Key Exclusion Criteria:
Exclusion Criteria for All cohorts:
- Females who are pregnant or lactating.
- Has had a prior anti-cancer monoclonal antibody (mAb) within 4 weeks prior to study
Day 1 or who has not recovered (i.e., ≤ Grade 1 or at baseline) from adverse events
due to agents administered more than 4 weeks earlier.
- Has an active second malignancy.
- Has known active Hepatitis B or Hepatitis C.
- Has other concurrent medical or psychiatric conditions.

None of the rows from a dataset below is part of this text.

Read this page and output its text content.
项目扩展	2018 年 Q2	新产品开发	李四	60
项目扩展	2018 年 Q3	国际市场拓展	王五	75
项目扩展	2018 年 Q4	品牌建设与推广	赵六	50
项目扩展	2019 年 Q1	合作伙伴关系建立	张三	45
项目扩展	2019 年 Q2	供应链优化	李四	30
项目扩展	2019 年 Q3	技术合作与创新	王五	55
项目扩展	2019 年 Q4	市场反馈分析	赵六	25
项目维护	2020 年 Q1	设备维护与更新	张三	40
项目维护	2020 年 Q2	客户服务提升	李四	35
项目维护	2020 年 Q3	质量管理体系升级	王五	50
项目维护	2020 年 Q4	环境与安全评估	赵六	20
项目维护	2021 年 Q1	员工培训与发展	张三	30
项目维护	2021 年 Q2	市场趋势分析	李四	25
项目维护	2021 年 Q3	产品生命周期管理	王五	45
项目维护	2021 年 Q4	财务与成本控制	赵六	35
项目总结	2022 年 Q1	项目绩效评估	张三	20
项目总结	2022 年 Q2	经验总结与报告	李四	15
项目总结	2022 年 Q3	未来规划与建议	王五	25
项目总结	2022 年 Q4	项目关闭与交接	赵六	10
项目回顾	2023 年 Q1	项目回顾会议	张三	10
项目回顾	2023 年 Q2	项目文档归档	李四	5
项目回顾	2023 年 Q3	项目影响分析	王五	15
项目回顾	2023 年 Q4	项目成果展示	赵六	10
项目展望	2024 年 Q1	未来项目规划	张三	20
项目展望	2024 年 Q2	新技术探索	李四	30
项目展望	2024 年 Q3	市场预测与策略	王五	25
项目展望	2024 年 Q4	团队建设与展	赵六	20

- Has known active central nervous system (CNS) metastases and/or carcinomatous
meningitis.
- Has an active second malignancy.
Additional Exclusion Criteria for Cohorts 1 to 6:
- For Cohort 5: Alopecia, sensory neuropathy Grade ≤2 is acceptable, or other Grade <<
2 adverse events not constituting a safety risk based on the investigator's judgment
are acceptable.
- Cohort 3: Has received anti-PD-1/PD-L1 therapy previously.
- Cohorts 3 to 6: Has an active autoimmune disease that required systemic treatment in
past 2 years (ie, with use of disease-modifying agents, corticosteroids, or
immunosuppressive drugs). Replacement therapy (eg, thyroxine, insulin, or
physiologic corticosteroid replacement therapy for adrenal or pituitary
insufficiency) is not considered a form of systemic treatment.

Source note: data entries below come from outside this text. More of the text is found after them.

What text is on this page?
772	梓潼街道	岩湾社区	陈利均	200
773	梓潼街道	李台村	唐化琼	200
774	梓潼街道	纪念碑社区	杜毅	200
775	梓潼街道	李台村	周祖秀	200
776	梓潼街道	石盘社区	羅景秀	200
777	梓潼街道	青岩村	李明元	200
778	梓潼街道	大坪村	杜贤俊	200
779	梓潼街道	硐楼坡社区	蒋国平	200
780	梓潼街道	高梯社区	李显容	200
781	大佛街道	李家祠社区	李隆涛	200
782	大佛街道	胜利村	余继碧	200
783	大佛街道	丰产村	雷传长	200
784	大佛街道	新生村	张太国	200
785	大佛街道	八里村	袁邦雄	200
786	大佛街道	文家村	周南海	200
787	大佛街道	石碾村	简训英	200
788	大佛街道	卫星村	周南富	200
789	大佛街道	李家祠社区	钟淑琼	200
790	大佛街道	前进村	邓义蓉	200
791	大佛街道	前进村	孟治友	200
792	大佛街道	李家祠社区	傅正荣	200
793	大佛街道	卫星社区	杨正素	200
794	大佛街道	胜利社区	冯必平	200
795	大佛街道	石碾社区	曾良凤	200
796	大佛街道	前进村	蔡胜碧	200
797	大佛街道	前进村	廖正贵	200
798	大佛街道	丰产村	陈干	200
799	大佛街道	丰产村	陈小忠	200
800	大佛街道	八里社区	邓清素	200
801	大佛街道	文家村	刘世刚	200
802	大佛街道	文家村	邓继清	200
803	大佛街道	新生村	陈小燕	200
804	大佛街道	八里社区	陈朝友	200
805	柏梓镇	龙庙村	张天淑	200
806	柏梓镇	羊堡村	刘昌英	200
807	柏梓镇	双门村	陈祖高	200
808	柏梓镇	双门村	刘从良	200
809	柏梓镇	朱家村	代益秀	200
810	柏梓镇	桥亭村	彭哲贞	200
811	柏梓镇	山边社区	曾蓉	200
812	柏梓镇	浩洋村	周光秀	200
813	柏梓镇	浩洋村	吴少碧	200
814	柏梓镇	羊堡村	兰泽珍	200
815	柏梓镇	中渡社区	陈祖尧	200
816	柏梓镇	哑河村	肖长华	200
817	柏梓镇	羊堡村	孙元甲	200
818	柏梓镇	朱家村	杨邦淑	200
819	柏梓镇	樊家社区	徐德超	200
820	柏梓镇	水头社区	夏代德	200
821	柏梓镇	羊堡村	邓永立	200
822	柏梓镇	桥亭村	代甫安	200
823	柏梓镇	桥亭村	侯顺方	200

- Cohorts 3 to 6: Has received a live vaccine within 30 days prior to the first dose
of study drug(s), has history or evidence of interstitial lung disease (ILD) or
non-infectious pneumonitis.
- Cohort 4: Refractory to platinum (i.e., relapsed ≤ 12 months after completion of
chemotherapy) in the neoadjuvant/adjuvant setting.

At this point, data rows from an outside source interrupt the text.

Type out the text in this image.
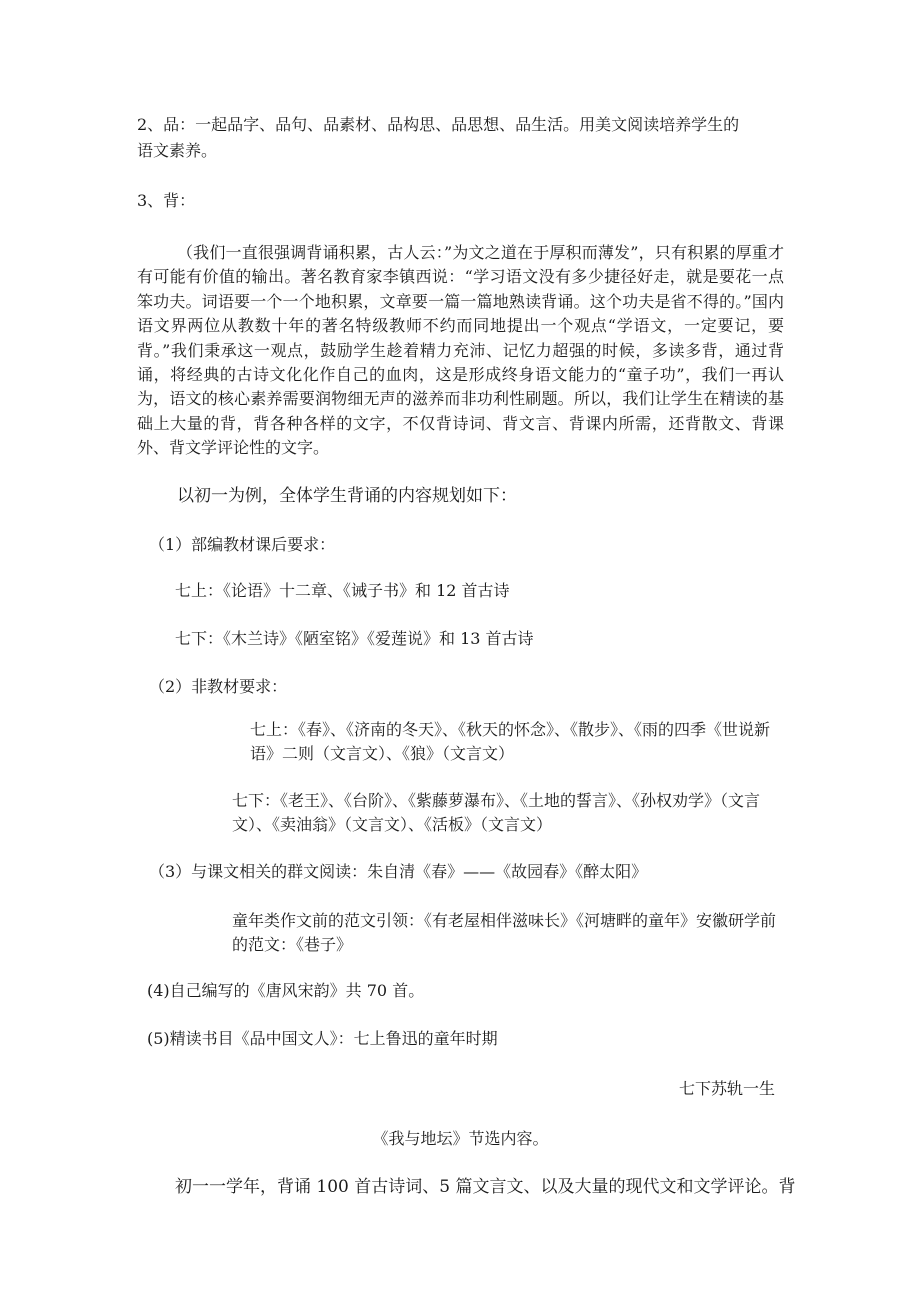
2、品：一起品字、品句、品素材、品构思、品思想、品生活。用美文阅读培养学生的
语文素养。
3、背：
（我们一直很强调背诵积累，古人云：”为文之道在于厚积而薄发”，只有积累的厚重才有可能有价值的输出。著名教育家李镇西说：“学习语文没有多少捷径好走，就是要花一点笨功夫。词语要一个一个地积累，文章要一篇一篇地熟读背诵。这个功夫是省不得的。”国内语文界两位从教数十年的著名特级教师不约而同地提出一个观点“学语文，一定要记，要背。”我们秉承这一观点，鼓励学生趁着精力充沛、记忆力超强的时候，多读多背，通过背诵，将经典的古诗文化化作自己的血肉，这是形成终身语文能力的“童子功”，我们一再认为，语文的核心素养需要润物细无声的滋养而非功利性刷题。所以，我们让学生在精读的基础上大量的背，背各种各样的文字，不仅背诗词、背文言、背课内所需，还背散文、背课外、背文学评论性的文字。
以初一为例，全体学生背诵的内容规划如下：
（1）部编教材课后要求：
七上：《论语》十二章、《诫子书》和 12 首古诗
七下：《木兰诗》《陋室铭》《爱莲说》和 13 首古诗
（2）非教材要求：
七上：《春》、《济南的冬天》、《秋天的怀念》、《散步》、《雨的四季《世说新语》二则（文言文）、《狼》（文言文）
七下：《老王》、《台阶》、《紫藤萝瀑布》、《土地的誓言》、《孙权劝学》（文言文）、《卖油翁》（文言文）、《活板》（文言文）
（3）与课文相关的群文阅读：朱自清《春》——《故园春》《醉太阳》
童年类作文前的范文引领：《有老屋相伴滋味长》《河塘畔的童年》安徽研学前的范文：《巷子》
(4)自己编写的《唐风宋韵》共 70 首。
(5)精读书目《品中国文人》：七上鲁迅的童年时期
七下苏轨一生
《我与地坛》节选内容。
初一一学年，背诵 100 首古诗词、5 篇文言文、以及大量的现代文和文学评论。背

- Cohorts 4, 5, and 6: For individuals who received prior CPI, a treatment-free
interval >12 months between the last treatment administration and the date of
recurrence is required.
Additional Exclusion Criteria for Cohort 7:
- Have had a prior anticancer therapy within 12 months prior to C1D1 or prior
radiation therapy within 2 weeks prior to C1D1. Individuals participating in
observational studies are eligible. Use of other investigational drugs (drugs not
marketed for any indication) within 28 days or 5 half-lives (whichever is longer) of
first dose of investigational product.
- Have a history of idiopathic pulmonary fibrosis, organizing pneumonia, drug-induced
pneumonitis, idiopathic pneumonitis, or evidence of active pneumonitis on screening
chest CT scan.
- Have a Child-Pugh score of B or C.
- Individuals with uncontrolled diabetes.
- Have active keratitis or corneal ulcerations.
- Participants with ongoing sensory or motor neuropathy Grade ≥ 2.
Note: Other protocol defined Inclusion/Exclusion criteria may apply.